Inside, they cracked open wooden crates labelled “Libyan Armed Forces” and loaded trucks with huge quantities of munitions.
“This is the wealth of the Libyan people that Gaddafi was using against us,” said Ahmed al-Ajdal, 27, pointing to his haul. “Now we will use it against him and any other dictator who goes against the Libyan people.”
From the military base, about 25km west of Tripoli, the convoy pushed on toward the capital.
Mahmoud al-Ghwei, 20, said: “It’s a great feeling. For all these years, we wanted freedom and Gaddafi kept it from us. Now we’re going to get rid of Gaddafi and get our freedom.”
The uprising against Gaddafi broke out in mid-February, and anti-regime protests quickly spread across the vast desert nation with only six million people. A brutal regime crackdown quickly transformed the protests into an armed rebellion. Rebels seized Libya’s east, setting up an internationally recognised transitional government there, and two pockets in the west, the port city of Misrata and the Nafusa mountain range.
Gaddafi clung to the remaining territory. Since the start of August, thousands of rebels, including many who fled Gaddafi-held cities, joined the offensive launched from the mountains toward the coast.
Rebels said they had launched their first attack on Tripoli in co-ordination with Nato and gunbattles and mortar rounds rocked the city. Nato aircraft also made heavier-than-usual bombing runs after nightfall, with loud explosions booming across the city.
Today, more heavy machine gun fire and explosions rang out across the capital with more clashes and protests.
Significant events since the approval of United Nations Security Council resolution 1973.
* March 17: The United Nations Security Council approves resolution 1973 authorising a no-fly zone and “all necessary measures” to enforce it.
* March 18: British fighter planes are deployed to the Mediterranean in preparation for expected military action.

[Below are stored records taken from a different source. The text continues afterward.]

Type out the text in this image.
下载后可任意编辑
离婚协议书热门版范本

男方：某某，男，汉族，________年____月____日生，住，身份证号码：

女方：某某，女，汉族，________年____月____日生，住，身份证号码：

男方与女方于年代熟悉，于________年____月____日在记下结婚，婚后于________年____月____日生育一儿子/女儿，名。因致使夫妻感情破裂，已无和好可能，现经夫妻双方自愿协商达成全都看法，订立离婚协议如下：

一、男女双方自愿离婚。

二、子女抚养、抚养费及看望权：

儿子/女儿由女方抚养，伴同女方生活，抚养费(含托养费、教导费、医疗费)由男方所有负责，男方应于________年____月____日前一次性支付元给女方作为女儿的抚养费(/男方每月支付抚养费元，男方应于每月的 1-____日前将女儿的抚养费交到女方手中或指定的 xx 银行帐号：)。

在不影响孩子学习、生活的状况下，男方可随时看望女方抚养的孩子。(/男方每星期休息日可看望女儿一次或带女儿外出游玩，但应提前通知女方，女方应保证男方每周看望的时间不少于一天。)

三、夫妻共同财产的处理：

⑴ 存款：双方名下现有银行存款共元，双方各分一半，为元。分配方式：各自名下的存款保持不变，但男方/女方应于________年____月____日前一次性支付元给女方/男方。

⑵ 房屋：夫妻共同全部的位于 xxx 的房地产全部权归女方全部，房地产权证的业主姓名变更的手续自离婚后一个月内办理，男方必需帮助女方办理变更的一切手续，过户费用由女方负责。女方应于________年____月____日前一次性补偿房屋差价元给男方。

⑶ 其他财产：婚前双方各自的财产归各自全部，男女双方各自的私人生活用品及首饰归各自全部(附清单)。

* March 19: British Prime Minister David Cameron reveals that British forces are in action over Libya.
A British submarine has fired a number of Tomahawk missiles at Libyan air defence targets. Stormshadow missiles are launched from Tornado GR4 jets.
* March 27: Nato ambassadors meeting in Brussels agree the alliance will take command of all international military operations in relation to Libya.
* March 30: Gaddafi’s foreign minister Musa Kusa flees to Britain.
* April 14: David Cameron, Barack Obama and Nicolas Sarkozy signal their determination to fight on and say Gaddafi must “go and go for good”.
* April 19: British Army officers are being sent to Libya to advise rebels fighting Gaddafi’s forces, it is announced.
* May 1: An airstrike hits a building where Gaddafi is staying, killing his youngest son.
* May 2: Britain expels Libya’s ambassador after the British embassy in Tripoli is attacked.
* May 12: Mr Cameron invites Libyan rebel leaders to establish a formal office in London.
* May 18: A British journalist held by the Libyan government for six weeks is freed. Nigel Chandler was detained on April 5 with American journalists Clare Morgana Gillis and James Foley and Spanish photographer Manuel Varela.
* June 27: International arrest warrant for Gaddafi issued, saying it shows he has “lost all legitimacy”.
* July 27: Britain formally recognises the opposition National Transitional Council as the “sole governmental authority” in Libya.
* July 28: Rebel army commander General Abdel Fattah Younes has been shot dead.
* August 15: The rebels make key advances as fierce fighting is reported in Zawiya, just 30 miles west of Tripoli, and Gharyan, 50 miles to the south.
* August 20: A rebel spokesman says they have launched their first attacks in Tripoli, amid reports of explosions and heavy gunfire in the capital.